CEEMID was designed to create economic evidence on royalty pricing, private copying compensation and the creation of economic value added in the industry. In the first Hungarian Music Industry Report of ProArt and in the first Slovak Music Industry Report we have shown that economic and taxation policies of the CEE countries aimed to support car and electronics manufacturing create a distorted, unfavourable economic regime for creative industries. We want to help local stakeholders with economic evidence to correct these discriminatory policies during the overhaul of the EU VAT system. We have been helping various national organizations with economic evidence, presented in the light of latest EU jurisprudence, to improve their pricing activities. Our thousands of indicators were also used in ex ante evaluations of granting schemes.
In 2020, all EU member states will change their copyright administration legislation because of the national implementations of the 2019/790 Digital Single Market directive. CEEMID provides evidence in several countries about the size and impact mechanism of the value transfer, and generally the widespread use of the copyright exemption for private copying. We believe that the thousands of pan-European music industry indicators that we have aggregated over the five years will play a vital role in these regulatory processes.
CEEMID fulfils its roles with a very thorough exploitation of the EU’s 17-years-old Open Data regime with the re-use of public sector information, and a very careful mapping of the music industry. These maps help us conduct annual surveys among musicians and the audience, and they help us connect (always with pre-approval and with a user mandate) to industry databases. We do not only cover the EU countries, but increasingly (potential) candidate countries and neighbourhood countries.

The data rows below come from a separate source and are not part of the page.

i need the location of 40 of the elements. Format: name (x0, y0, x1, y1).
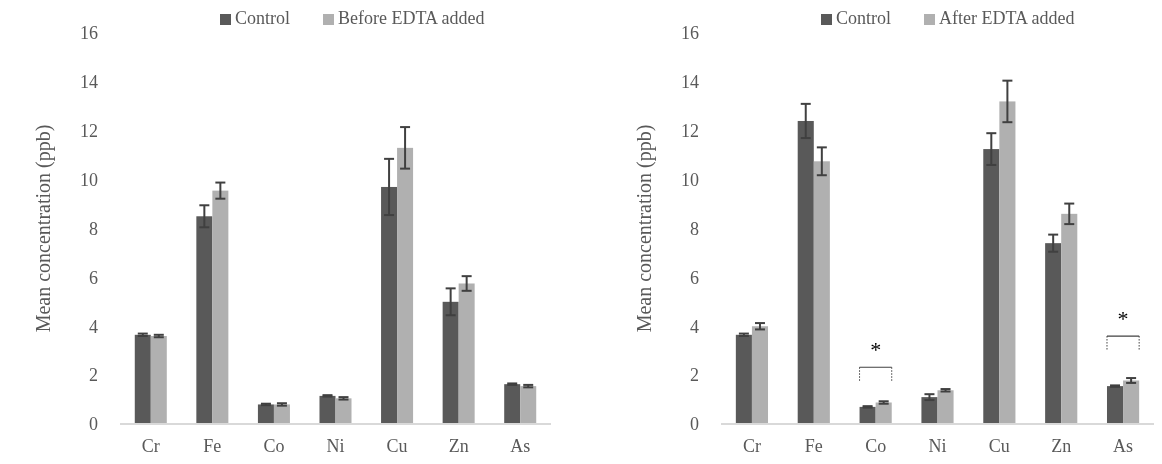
y-tick-label: 14 (681, 72, 699, 93)
y-tick-label: 2 (690, 365, 699, 386)
x-tick-label: Cu (386, 436, 408, 456)
x-tick-label: Ni (326, 436, 345, 456)
legend-label: Control (235, 8, 291, 28)
x-tick-label: Ni (928, 436, 947, 456)
x-tick-label: Cu (988, 436, 1010, 456)
y-tick-label: 6 (89, 267, 98, 288)
y-tick-label: 12 (681, 121, 699, 142)
y-tick-label: 14 (80, 72, 98, 93)
y-tick-label: 16 (80, 23, 98, 44)
y-tick-label: 8 (690, 218, 699, 239)
x-tick-label: Fe (804, 436, 823, 456)
x-tick-label: Fe (203, 436, 222, 456)
x-tick-label: As (1113, 436, 1134, 456)
x-tick-label: Cr (141, 436, 160, 456)
y-tick-label: 4 (690, 316, 699, 337)
y-tick-label: 8 (89, 218, 98, 239)
y-tick-label: 10 (80, 169, 98, 190)
y-tick-label: 0 (690, 414, 699, 435)
legend-label: Control (836, 8, 892, 28)
x-tick-label: As (510, 436, 531, 456)
legend-label: Before EDTA added (338, 8, 485, 28)
y-tick-label: 2 (89, 365, 98, 386)
y-tick-label: 12 (80, 121, 98, 142)
x-tick-label: Co (865, 436, 887, 456)
x-tick-label: Cr (742, 436, 761, 456)
y-tick-label: 10 (681, 169, 699, 190)
annotation: * (1117, 306, 1129, 332)
y-axis-title: Mean concentration (ppb) (32, 124, 55, 333)
x-tick-label: Co (263, 436, 285, 456)
y-tick-label: 6 (690, 267, 699, 288)
y-tick-label: 16 (681, 23, 699, 44)
y-tick-label: 4 (89, 316, 98, 337)
legend-label: After EDTA added (939, 8, 1075, 28)
y-tick-label: 0 (89, 414, 98, 435)
x-tick-label: Zn (448, 436, 469, 456)
annotation: * (870, 337, 882, 363)
y-axis-title: Mean concentration (ppb) (633, 124, 656, 333)
x-tick-label: Zn (1051, 436, 1072, 456)
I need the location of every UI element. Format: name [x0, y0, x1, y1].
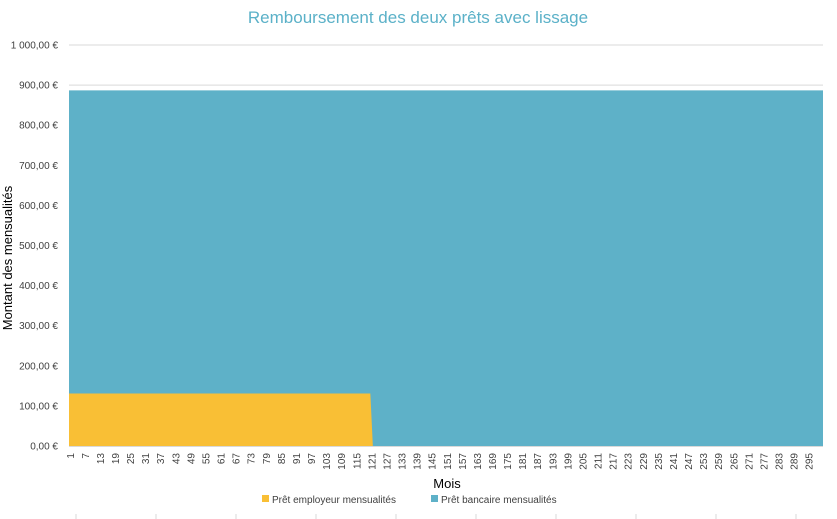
- y-tick-label: 900,00 €: [19, 81, 58, 92]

In our vision, this data collection and integration, i.e. Pillars 1-3 should be available for all music stakeholders, should remain public and publicly funded. The last Pillar of the observatory, innovation, is where private entities should compete. The founders of CEEMID and Consolidated Independent believe that this report demonstrates the business and policy benefits of such a system with the analysis of the Central & Eastern European music markets. We believe that this way CEEMID is in a position to serve most of the planned functions of the envisioned European Music Observatory, and we are looking for ways to make either our thousands of indicators, or our data collection and integration software open source and available for all stakeholders in the EU and its neighbours. CEEMID was born out of necessity to level out the different levels of public research and statistical coverage of the EU member states. In our view, private entities in the future should focus their investments in Pillar 4 of the planned observatory, i.e. competing in innovation with creating new models, algorithms and services based on data that is available throughout the European Union without giving further advantage to the already mature markets.